The entire process is fully automated, with data seamlessly transferred between steps and optimal parameters applied at each phase. You configure the search workflow in the settings tab, and AlphaDIA automatically handles information passing between search steps and activates required settings for transfer learning and MBR.

Prerequisites¶

This guide requires AlphaDIA 1.10.0 or higher.

Before starting, ensure you have:

  • A machine with at least 64 gigabytes of memory

  • Test data available for download here (replicates of dimethyl-labeled tryptic HeLa digests with light isotope)

  • Valid AlphaDIA installation with GUI (one-click installer recommended)

  • The BundledExecutionEngine selected as your execution engine

Make sure you have a project folder set up with the raw data, fasta file and an output folder.

Setting Up Your Project¶

1. Configure Input/Output¶

Launch AlphaDIA and configure your inputs. Set your output folder to a location of your choice where results will be stored. Select all raw files and add them to the file list. You’ll also need to add the FASTA file which will be used for library prediction. Set your output folder to a location of your choice where results will be stored.

3. Start the Workflow¶

With your settings configured, click the “Run Workflow” button to start the integrated multistep search process. The workflow executes in three automated phases.

Results¶

1. Output Folder¶

After the workflow completes, your results will be organized as follows:

The final analysis results will be located in the root of your project folder. These are the primary files you’ll use for your research.

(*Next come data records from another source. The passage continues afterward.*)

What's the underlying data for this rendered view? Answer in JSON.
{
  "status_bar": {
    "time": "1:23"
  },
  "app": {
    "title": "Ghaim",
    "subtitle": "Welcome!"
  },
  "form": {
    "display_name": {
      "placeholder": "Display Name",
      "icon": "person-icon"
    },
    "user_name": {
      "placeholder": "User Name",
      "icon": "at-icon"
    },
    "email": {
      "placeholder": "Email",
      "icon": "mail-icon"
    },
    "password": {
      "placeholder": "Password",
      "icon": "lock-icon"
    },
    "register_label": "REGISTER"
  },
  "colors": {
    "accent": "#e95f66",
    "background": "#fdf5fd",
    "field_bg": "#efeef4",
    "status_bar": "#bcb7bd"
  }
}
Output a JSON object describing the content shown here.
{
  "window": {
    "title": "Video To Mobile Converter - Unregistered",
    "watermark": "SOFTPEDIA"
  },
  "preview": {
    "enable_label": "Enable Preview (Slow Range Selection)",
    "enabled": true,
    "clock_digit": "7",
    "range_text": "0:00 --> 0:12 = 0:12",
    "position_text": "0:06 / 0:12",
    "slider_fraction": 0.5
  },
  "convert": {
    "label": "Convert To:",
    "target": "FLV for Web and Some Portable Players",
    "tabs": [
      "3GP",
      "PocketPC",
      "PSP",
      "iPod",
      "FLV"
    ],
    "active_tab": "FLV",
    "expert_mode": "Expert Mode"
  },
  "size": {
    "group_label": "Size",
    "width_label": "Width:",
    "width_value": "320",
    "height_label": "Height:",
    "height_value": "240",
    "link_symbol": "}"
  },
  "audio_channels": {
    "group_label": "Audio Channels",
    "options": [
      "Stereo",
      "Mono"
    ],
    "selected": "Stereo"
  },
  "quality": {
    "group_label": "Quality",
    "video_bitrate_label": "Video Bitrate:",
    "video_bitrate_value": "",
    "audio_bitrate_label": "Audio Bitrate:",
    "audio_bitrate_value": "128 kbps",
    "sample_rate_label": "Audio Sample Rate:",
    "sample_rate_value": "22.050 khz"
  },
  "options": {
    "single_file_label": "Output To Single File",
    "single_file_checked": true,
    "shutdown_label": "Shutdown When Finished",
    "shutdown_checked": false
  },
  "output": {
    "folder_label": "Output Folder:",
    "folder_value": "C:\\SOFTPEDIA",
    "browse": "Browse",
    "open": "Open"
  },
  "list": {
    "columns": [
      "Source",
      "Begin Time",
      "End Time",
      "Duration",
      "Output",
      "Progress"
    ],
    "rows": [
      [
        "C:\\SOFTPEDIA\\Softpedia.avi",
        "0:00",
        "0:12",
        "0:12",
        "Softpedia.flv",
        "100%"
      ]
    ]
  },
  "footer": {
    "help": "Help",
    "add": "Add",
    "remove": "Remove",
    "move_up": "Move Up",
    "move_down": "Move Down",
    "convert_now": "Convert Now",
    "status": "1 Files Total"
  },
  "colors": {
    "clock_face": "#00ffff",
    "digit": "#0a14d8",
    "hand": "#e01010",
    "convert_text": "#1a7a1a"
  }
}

Intermediate results from earlier steps are stored in subfolders named transfer and library, allowing you to examine the results of individual stages if needed.

For downstream analysis and interpretation, you’ll primarily work with the results stored in the root of the output folder:

The precursor-level file precursors.tsv, which contains detailed information about all identified peptide precursors, including retention times, intensities, and confidence metrics.

The protein matrix file pg.matrix.tsv, which summarizes protein-level quantification across all your samples, making it ideal for comparative analyses.

If you wish to use the custom PeptDeep models developed during your analysis for future projects, you can find them in transfer/peptdeep.transfer. These models can be valuable for analyzing similar samples in the future.

2. Search Performance¶

The stat.tsv file provides a quick overview of the number of precursors and protein groups identified across your samples, along with other relevant performance metrics. This is useful for quickly assessing the success of your analysis.

Run

Precursors (Transfer)

Precursors (First Search)

Precursors (Final)

20240408_OA1_Evo12_31min_TiHe_SA_H032_E32_F-40_B3

39,425

57,757

68,195

20240408_OA1_Evo12_31min_TiHe_SA_H032_E32_F-40_B2

39,062

58,165

68,192

20240408_OA1_Evo12_31min_TiHe_SA_H032_E32_F-40_B1

34,720

60,075

69,072

These numbers demonstrate how each step of the workflow contributes to increasing the number of identified precursors, with the final result identifying significantly more peptides than the initial transfer learning step alone.

The individual performance metrics of the peptdeep model are stored in transfer/stats.transfer.tsv. The Evaluation guide here explains how to analyze and visualize the learned peptdeep model.